Пущин наверняка вернется в комнаты лишь перед самым закатом: с красными распухшими губами и все еще мутным, мечтательным взором. Повеса... А Горчаков до полуночи будет думать, что... представлять, как...

— Ты помешался, Франт. Помешался на нем...Князь вздрогнет, как от розги вдоль спины наотмашь. И лицо пылает, как бывает, когда склоняешься низко к камину, тянешь озябшие пальцы с мороза, чтобы согреться, но обжигает...

— Не понимаю тебя, Обезьяна, — холодному высокомерию обучен с пеленок.

Тот, кто знает себе цену. Тот, кто расписал свое будущее поминутно. Тот, кто никогда не видел в нем, в этом будущем, шебутного мальчишки с горящими углями глаз, со смехом, бубенцами звенящим в пустых коридорах Лицея, на тенистых аллеях парков. И кожа... прозрачная, бледная. Кожа, которой так хотелось коснуться. Вскользь пальцами... вскользь немеющими губами...

— Из наших только Тося, наверное, не видит, как ты смотришь. И то потому, что не видит вообще ни черта. Да и сам Жанно, конечно, потому что ветер в голове и французские стихи.

...и девчонки.А еще это "Oui, ma chèrie", что иногда ночью выдыхает в подушку мальчишка, наверняка прихватывая зубами плотную ткань, наверняка вскидывая бедра или, напротив, вжимаясь ими в твердый матрац, представляя под собой белокожую деву... И Горчаков не может не думать, не представлять... Никак не получается отогнать от себя окаянные мысли-виденья. Закусывает губы до крови, а иногда больно сбивает костяшки о стену, чтобы избавиться, чтоб перебить...

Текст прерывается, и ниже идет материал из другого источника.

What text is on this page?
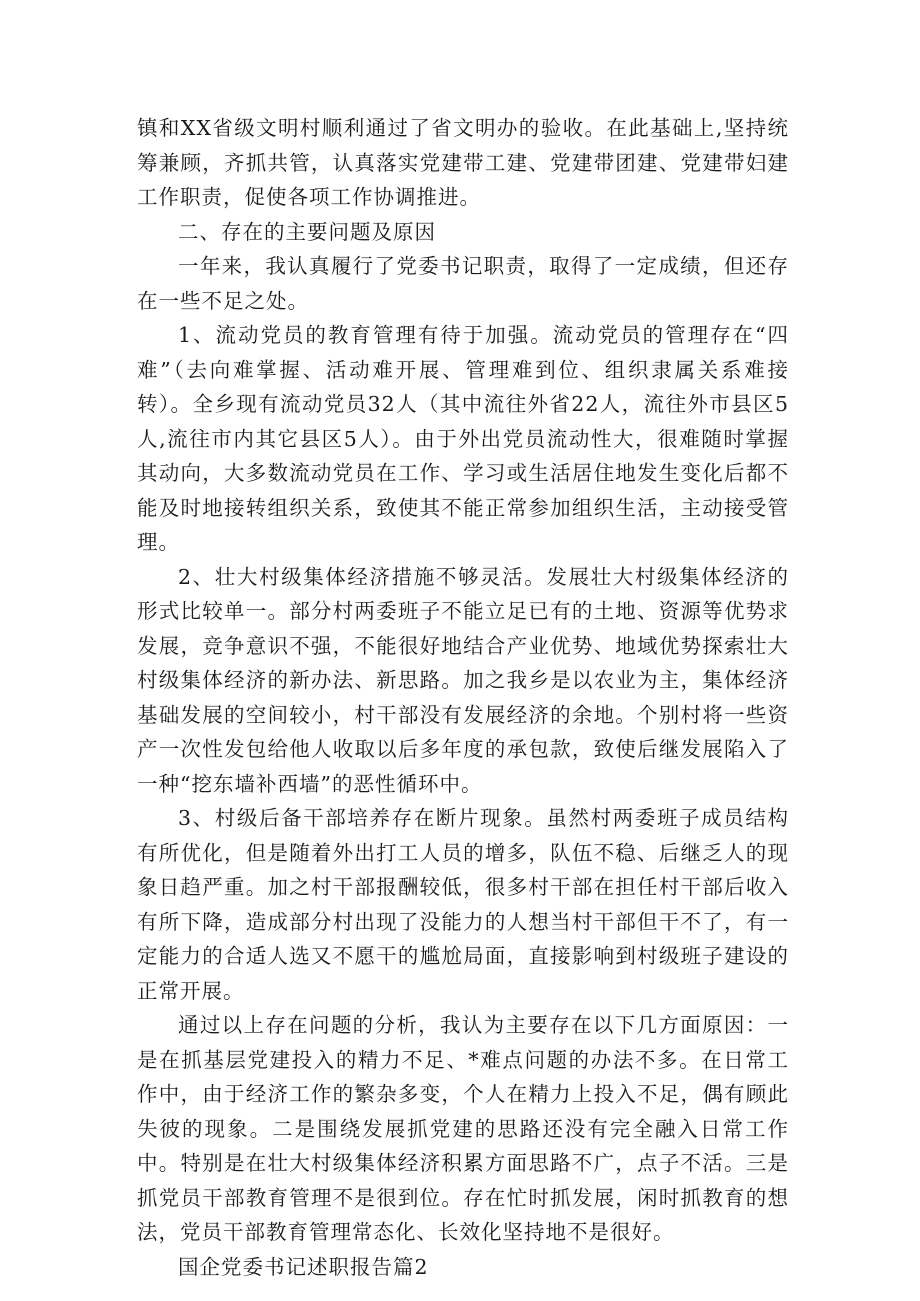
镇和XX省级文明村顺利通过了省文明办的验收。在此基础上,坚持统筹兼顾，齐抓共管，认真落实党建带工建、党建带团建、党建带妇建工作职责，促使各项工作协调推进。

二、存在的主要问题及原因

一年来，我认真履行了党委书记职责，取得了一定成绩，但还存在一些不足之处。

1、流动党员的教育管理有待于加强。流动党员的管理存在“四难”（去向难掌握、活动难开展、管理难到位、组织隶属关系难接转）。全乡现有流动党员32人（其中流往外省22人，流往外市县区5人,流往市内其它县区5人）。由于外出党员流动性大，很难随时掌握其动向，大多数流动党员在工作、学习或生活居住地发生变化后都不能及时地接转组织关系，致使其不能正常参加组织生活，主动接受管理。

2、壮大村级集体经济措施不够灵活。发展壮大村级集体经济的形式比较单一。部分村两委班子不能立足已有的土地、资源等优势求发展，竞争意识不强，不能很好地结合产业优势、地域优势探索壮大村级集体经济的新办法、新思路。加之我乡是以农业为主，集体经济基础发展的空间较小，村干部没有发展经济的余地。个别村将一些资产一次性发包给他人收取以后多年度的承包款，致使后继发展陷入了一种“挖东墙补西墙”的恶性循环中。

3、村级后备干部培养存在断片现象。虽然村两委班子成员结构有所优化，但是随着外出打工人员的增多，队伍不稳、后继乏人的现象日趋严重。加之村干部报酬较低，很多村干部在担任村干部后收入有所下降，造成部分村出现了没能力的人想当村干部但干不了，有一定能力的合适人选又不愿干的尴尬局面，直接影响到村级班子建设的正常开展。

通过以上存在问题的分析，我认为主要存在以下几方面原因：一是在抓基层党建投入的精力不足、*难点问题的办法不多。在日常工作中，由于经济工作的繁杂多变，个人在精力上投入不足，偶有顾此失彼的现象。二是围绕发展抓党建的思路还没有完全融入日常工作中。特别是在壮大村级集体经济积累方面思路不广，点子不活。三是抓党员干部教育管理不是很到位。存在忙时抓发展，闲时抓教育的想法，党员干部教育管理常态化、长效化坚持地不是很好。

国企党委书记述职报告篇2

— Придумал себе черти что...И нет, не пытается отрицать или скрыть. Потому что и скрывать-то нечего, боже. Ведь горечь она только здесь вот, в груди, под ребрами, что уже давно будто стянуты шелковой лентой так плотно, что ни вдохнуть, ни улыбнуться, ни попробовать засмеяться. Никак.

— Саша, я беспокоюсь. Ты понимаешь, что это угрожает всему? Если дойдет до кого-то, будь то советник, кто-то из профессоров или надзирателей, дядька... а если из лицеистов? Это не только твоя репутация, Саша. Это и Пущин. Это весь наш выпуск, светлейший князь.

О чем ты говоришь, Обезьяна? Ведь все, что есть в моей голове, останется в ней же. Ведь я не посмею, я не смогу... я никогда.

... я все отдал бы за то, чтобы хоть раз... За него.

— Он очень красив. И ветреный, как девчонка. Иногда кажется, когда он смеется, ангелы на небесах замолкают, чтобы послушать. А может быть, он и есть один из них? Ангел, падший на землю, чтоб искушать... Я никогда такого не чувствовал, Сашка. Слышишь, Пушкин? Ни разу за все мои годы.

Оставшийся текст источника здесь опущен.